Der­rière l’entreprise Script&Go, on retrou­ve, une nou­velle fois, un mem­bre des GAFAM. En effet, selon les doc­u­ments tech­niques de l’appel d’offres, datés de 2015, le pro­jet parte­naire indus­triel Microsoft, qui ren­con­tre alors des “dif­fi­cultés à percer sur le seg­ment” du numérique à l’école, en rai­son de la “mul­ti­plic­ité des tablettes sur le marché”.

Dans ces doc­u­ments, on décou­vre égale­ment que 1000 élèves de mater­nelle ont passé des tests sur tablettes, dans des salles Microsoft, en présence d’ingénieurs. Il est égale­ment indiqué que le pro­jet “a pour cible les enfants de 3 à 7 ans”, dont il faut “com­pren­dre com­ment capter leur atten­tion”. Objec­tif : “per­me­t­tre aux con­struc­teurs de dévelop­per ou d’affiner leurs gammes de pro­duits dédiées à l’éducation et tester de nou­veaux pro­duits répon­dant aux exi­gences de l’éducation nationale : tablette robuste, coque de pro­tec­tion, stylet ergonomique, acces­soires stylet notam­ment pour les exer­ci­ces en classe de mater­nelle, char­i­ot de range­ment et de charge­ment”.

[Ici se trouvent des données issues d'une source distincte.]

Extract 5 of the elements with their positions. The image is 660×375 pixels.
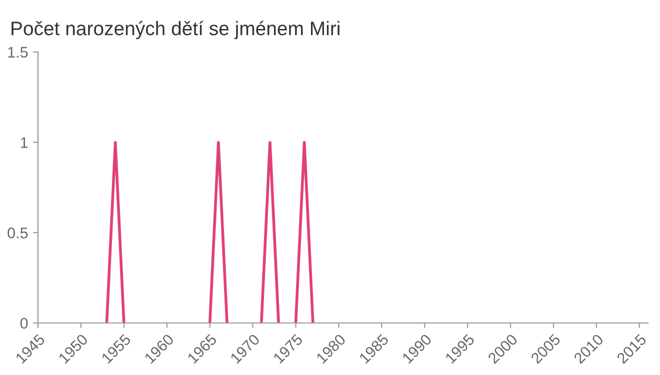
y-tick-label: 1.5 [8,47,28,58]
y-tick-label: 0.5 [8,228,28,238]
chart-title: Počet narozených dětí se jménem Miri [12,20,340,40]
y-tick-label: 0 [20,318,28,329]
y-tick-label: 1 [20,137,28,148]
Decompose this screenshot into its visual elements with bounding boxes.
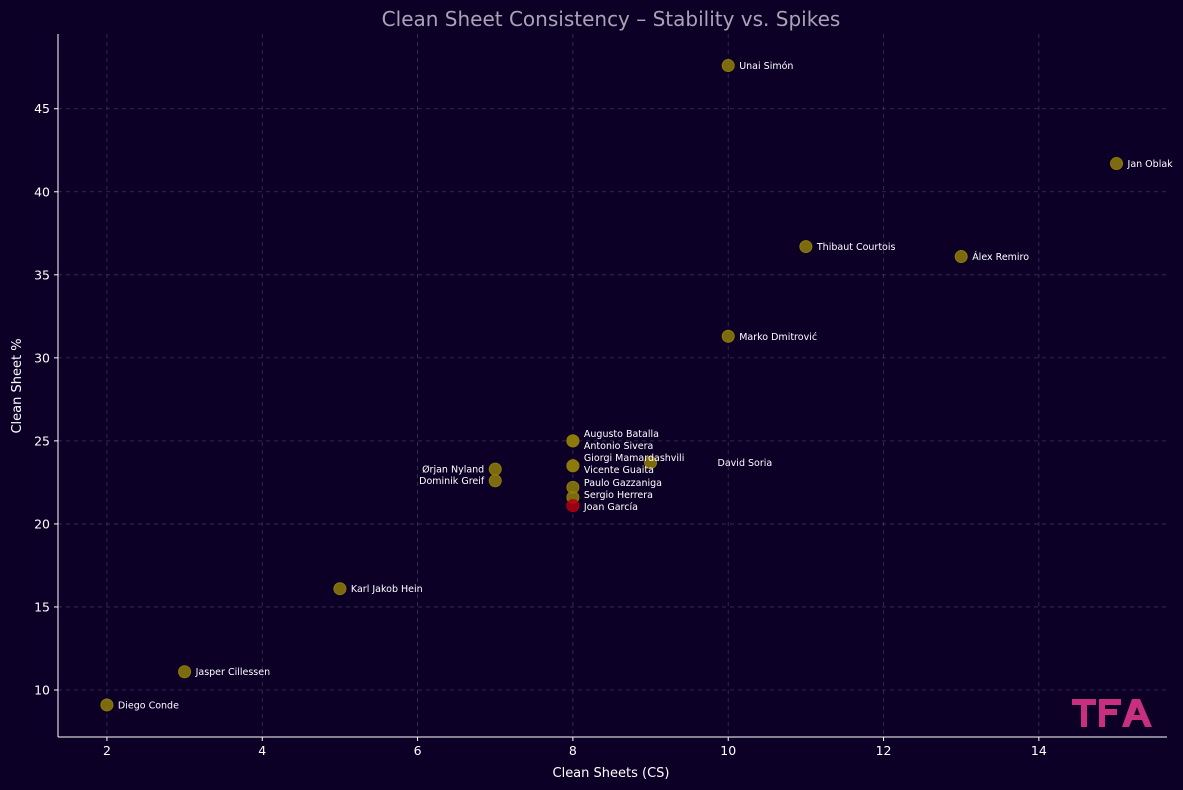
point-label: Jan Oblak (1127, 159, 1174, 170)
data-point (488, 474, 502, 488)
data-point (799, 240, 813, 254)
x-tick-label: 12 (876, 743, 892, 758)
x-tick-label: 4 (258, 743, 266, 758)
x-tick-label: 2 (103, 743, 111, 758)
data-point (566, 459, 580, 473)
tfa-logo (1072, 699, 1152, 727)
data-point (721, 329, 735, 343)
point-label: David Soria (718, 458, 773, 469)
data-point (488, 462, 502, 476)
point-label: Giorgi Mamardashvili (584, 453, 684, 464)
data-point (644, 455, 658, 469)
grid (58, 34, 1167, 737)
y-tick-label: 25 (34, 433, 50, 448)
point-label: Karl Jakob Hein (351, 584, 423, 595)
y-tick-label: 30 (34, 350, 50, 365)
point-label: Marko Dmitrović (739, 332, 817, 343)
point-label: Antonio Sivera (584, 441, 653, 452)
chart-title: Clean Sheet Consistency – Stability vs. … (382, 7, 841, 31)
y-tick-label: 35 (34, 267, 50, 282)
data-point (566, 434, 580, 448)
point-label: Unai Simón (739, 61, 793, 72)
point-label: Sergio Herrera (584, 490, 653, 501)
points: Unai Simón Jan Oblak Thibaut Courtois Álex … (100, 59, 1174, 712)
data-point (566, 499, 580, 513)
point-label: Ørjan Nyland (422, 465, 484, 476)
point-label: Augusto Batalla (584, 429, 659, 440)
data-point (1110, 157, 1124, 171)
point-label: Jasper Cillessen (195, 667, 271, 678)
x-tick-label: 14 (1031, 743, 1047, 758)
point-label: Dominik Greif (419, 476, 485, 487)
x-tick-label: 10 (720, 743, 736, 758)
y-axis-label: Clean Sheet % (10, 338, 25, 433)
data-point (178, 665, 192, 679)
x-tick-label: 8 (569, 743, 577, 758)
data-point (100, 698, 114, 712)
y-tick-label: 10 (34, 683, 50, 698)
point-label: Vicente Guaita (584, 465, 654, 476)
data-point (721, 59, 735, 73)
axes: 2 4 6 8 10 12 14 10 15 20 25 30 35 40 45 (34, 34, 1167, 758)
point-label: Álex Remiro (972, 251, 1029, 263)
y-tick-label: 40 (34, 184, 50, 199)
point-label: Thibaut Courtois (816, 242, 896, 253)
point-label: Diego Conde (118, 700, 179, 711)
y-tick-label: 20 (34, 516, 50, 531)
y-tick-label: 45 (34, 101, 50, 116)
x-tick-label: 6 (414, 743, 422, 758)
data-point (333, 582, 347, 596)
data-point (954, 250, 968, 264)
point-label: Joan García (583, 502, 638, 513)
point-label: Paulo Gazzaniga (584, 478, 662, 489)
x-axis-label: Clean Sheets (CS) (553, 766, 670, 781)
y-tick-label: 15 (34, 599, 50, 614)
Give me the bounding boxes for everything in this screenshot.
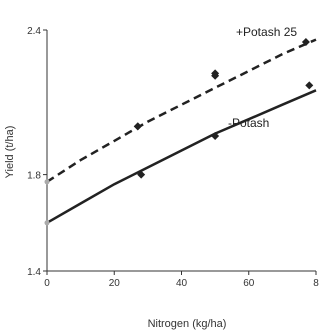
series-label-potash-25: +Potash 25	[236, 25, 297, 39]
y-tick-label: 1.8	[27, 171, 41, 182]
data-point	[211, 132, 220, 141]
x-tick-label: 0	[44, 278, 50, 289]
data-point	[211, 71, 220, 80]
x-tick-label: 60	[243, 278, 255, 289]
data-point	[305, 81, 314, 90]
ticks: 0 20 40 60 8 1.4 1.8 2.4	[27, 26, 319, 289]
series-layer	[44, 38, 317, 226]
data-point	[44, 220, 50, 226]
x-tick-label: 20	[109, 278, 121, 289]
x-tick-label: 8	[313, 278, 319, 289]
data-point	[133, 122, 142, 131]
series-label-minus-potash: -Potash	[228, 116, 269, 130]
y-tick-label: 2.4	[27, 26, 41, 37]
x-tick-label: 40	[176, 278, 188, 289]
data-point	[44, 179, 50, 185]
x-axis-title: Nitrogen (kg/ha)	[148, 318, 227, 330]
data-point	[137, 170, 146, 179]
y-tick-label: 1.4	[27, 267, 41, 278]
potash-25-fit-line	[46, 38, 317, 183]
data-point	[301, 38, 310, 47]
minus-potash-fit-line	[46, 89, 317, 224]
y-axis-title: Yield (t/ha)	[4, 126, 16, 179]
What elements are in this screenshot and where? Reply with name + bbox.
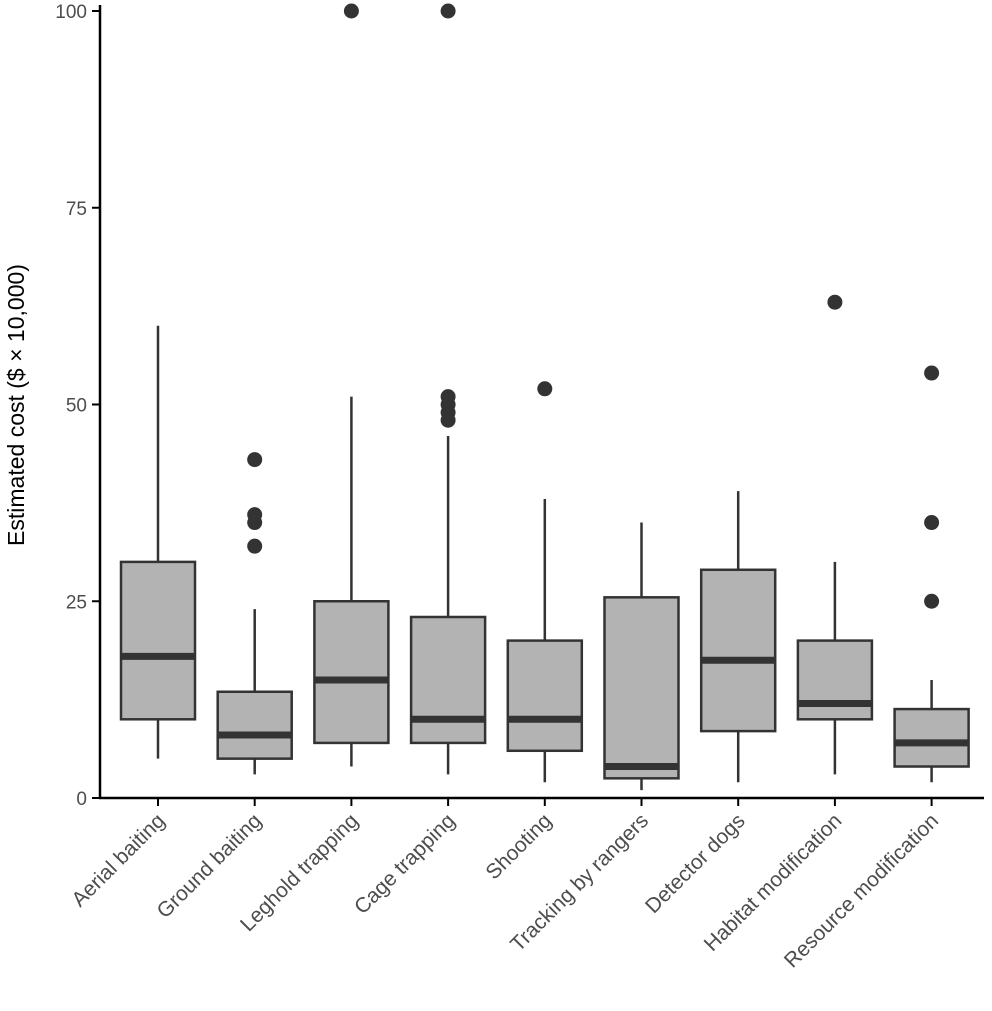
y-tick-label: 100 — [55, 2, 87, 23]
outlier-point — [924, 593, 940, 609]
outlier-point — [247, 452, 263, 468]
y-tick-label: 0 — [76, 789, 87, 810]
box-7 — [699, 491, 777, 783]
outlier-point — [440, 389, 456, 405]
outlier-point — [924, 515, 940, 531]
box-body — [119, 560, 197, 721]
outlier-point — [537, 381, 553, 397]
y-tick-label: 50 — [66, 396, 87, 417]
box-body — [796, 639, 874, 721]
x-tick-label: Cage trapping — [350, 809, 460, 919]
outlier-point — [924, 365, 940, 381]
box-5 — [506, 381, 584, 783]
box-1 — [119, 325, 197, 759]
x-tick-label: Detector dogs — [641, 809, 750, 918]
y-tick-label: 75 — [66, 199, 87, 220]
box-body — [409, 615, 487, 745]
outlier-point — [343, 3, 359, 19]
box-2 — [216, 452, 293, 775]
box-9 — [893, 365, 970, 783]
plot-marks — [119, 3, 970, 791]
box-body — [893, 707, 970, 768]
x-tick-label: Shooting — [481, 809, 556, 884]
box-8 — [796, 294, 874, 775]
box-body — [216, 690, 293, 760]
outlier-point — [827, 294, 843, 310]
box-3 — [313, 3, 390, 767]
y-axis-title: Estimated cost ($ × 10,000) — [3, 264, 29, 546]
box-body — [313, 600, 390, 745]
y-tick-label: 25 — [66, 592, 87, 613]
outlier-point — [440, 3, 456, 19]
box-body — [699, 568, 777, 733]
box-4 — [409, 3, 487, 775]
box-body — [506, 639, 584, 753]
box-6 — [603, 522, 680, 791]
outlier-point — [247, 538, 263, 554]
outlier-point — [247, 507, 263, 523]
box-body — [603, 596, 680, 780]
x-tick-label: Aerial baiting — [67, 809, 169, 911]
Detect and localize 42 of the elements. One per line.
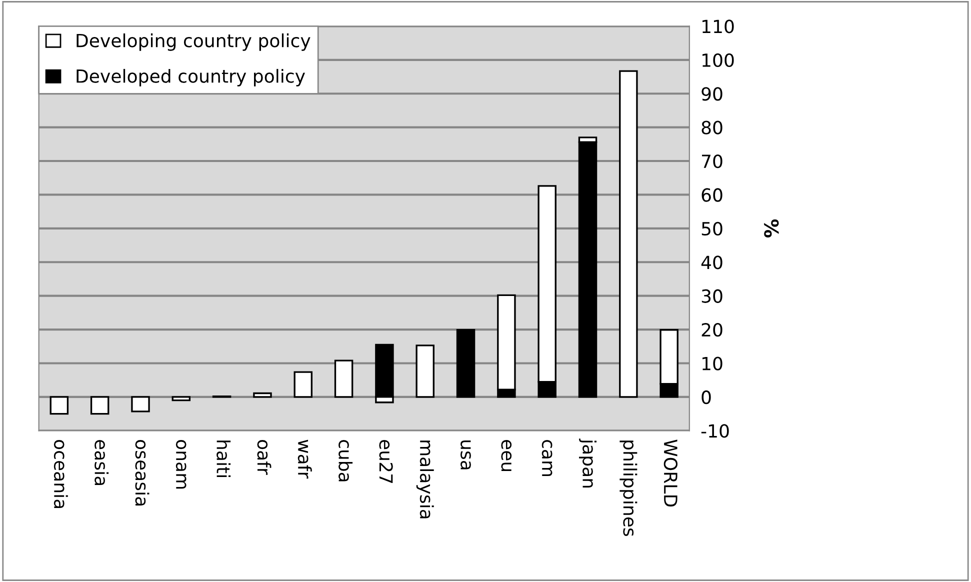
x-tick-label: haiti — [216, 440, 231, 477]
legend-label: Developing country policy — [76, 33, 310, 51]
x-tick-label: malaysia — [416, 440, 434, 518]
bar — [172, 396, 191, 402]
bar — [50, 396, 69, 415]
bar — [294, 371, 313, 398]
x-tick-label: oceania — [54, 440, 68, 508]
x-tick-label: onam — [176, 440, 186, 489]
x-tick-label: WORLD — [664, 440, 678, 507]
y-tick-label: 100 — [702, 53, 734, 68]
x-tick-label: cuba — [338, 440, 353, 482]
y-tick-label: 30 — [702, 289, 722, 303]
x-tick-label: oafr — [257, 440, 272, 475]
y-tick-label: 60 — [702, 188, 722, 202]
x-tick-label: easia — [94, 440, 109, 486]
bar — [456, 329, 476, 398]
x-tick-label: eeu — [501, 440, 512, 472]
y-tick-label: -10 — [701, 424, 729, 438]
x-tick-label: philippines — [620, 440, 638, 536]
y-tick-label: 80 — [702, 120, 722, 134]
y-tick-label: 10 — [702, 356, 722, 370]
y-tick-label: 50 — [702, 222, 722, 236]
y-axis-title: % — [764, 219, 779, 238]
bar — [131, 396, 150, 412]
x-tick-label: cam — [542, 440, 552, 476]
x-tick-label: usa — [460, 440, 471, 470]
y-tick-label: 0 — [702, 390, 711, 404]
x-tick-label: oseasia — [135, 440, 150, 506]
bar — [334, 360, 354, 398]
bar — [416, 344, 434, 398]
y-tick-label: 90 — [702, 87, 722, 101]
legend-label: Developed country policy — [76, 68, 305, 86]
y-tick-label: 110 — [702, 20, 734, 34]
bar — [253, 392, 272, 398]
bar — [619, 70, 638, 398]
x-tick-label: japan — [579, 438, 596, 488]
y-tick-label: 40 — [701, 256, 722, 270]
x-tick-label: eu27 — [379, 440, 393, 483]
x-tick-label: wafr — [298, 440, 312, 479]
y-tick-label: 20 — [702, 323, 722, 337]
bar — [90, 396, 110, 415]
y-tick-label: 70 — [702, 154, 722, 168]
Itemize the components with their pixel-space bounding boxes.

Con­tac­tée, l’entreprise Microsoft con­firme avoir été “parte­naire tech­nologique” du pro­jet Kali­go, et, plus glob­ale­ment, avoir, entre 2012 et 2020, “accueil­li des élèves d’écoles pri­maires et de col­lèges dans sa classe immer­sive, sur la base du volon­tari­at” des enseignants. Et de pré­cis­er : “aucune infor­ma­tion per­son­nelle rel­a­tive aux enfants n’é­tait demandée” : “si des don­nées ont été col­lec­tées, elles l’ont été” par Script&Go.

Au total, l’État a dépen­sé plus de six mil­lions d’euros, via des appels à pro­jets, pour dévelop­per l’application Kali­go, util­isée, selon l’entreprise, par 20 000 des 12 mil­lions d’élèves français. Inter­rogé, le min­istère de l’E­d­u­ca­tion nationale rap­pelle que “l’u­til­i­sa­tion d’équipement indi­vidu­el est pro­scrite à l’é­cole mater­nelle”, et qu’elle n’est “ni souhaitable, ni néces­saire” en pri­maire, tout en pré­cisant que “l’é­cole doit jouer un rôle déter­mi­nant pour utilis­er les oppor­tu­nités du numérique, dont l’in­tel­li­gence arti­fi­cielle, à des fins péd­a­gogiques”.

Un dou­ble dis­cours prob­lé­ma­tique selon Christophe Cail­leaux, respon­s­able du groupe numérique du Snes-FSU (et co-auteur du texte Édu­ca­tion nationale : there is no IA-alter­na­tive ?) : “D’un côté le gou­verne­ment dit qu’il faut pro­téger les enfants des écrans, mais d’un autre il sub­ven­tionne le développe­ment des out­ils numériques à l’é­cole. Il y a des enjeux financiers parce que c’est de l’argent pub­lic investi dans des solu­tions privées, mais aus­si des enjeux cog­ni­tifs pour les élèves, et en ter­mes de lib­erté, de sur­veil­lance des don­nées… Avec l’in­tel­li­gence arti­fi­cielle, c’est une évo­lu­tion ful­gu­rante, et en tant que respon­s­ables des généra­tions futures, nous avons la respon­s­abil­ité de dire stop. Il faut faire pause”.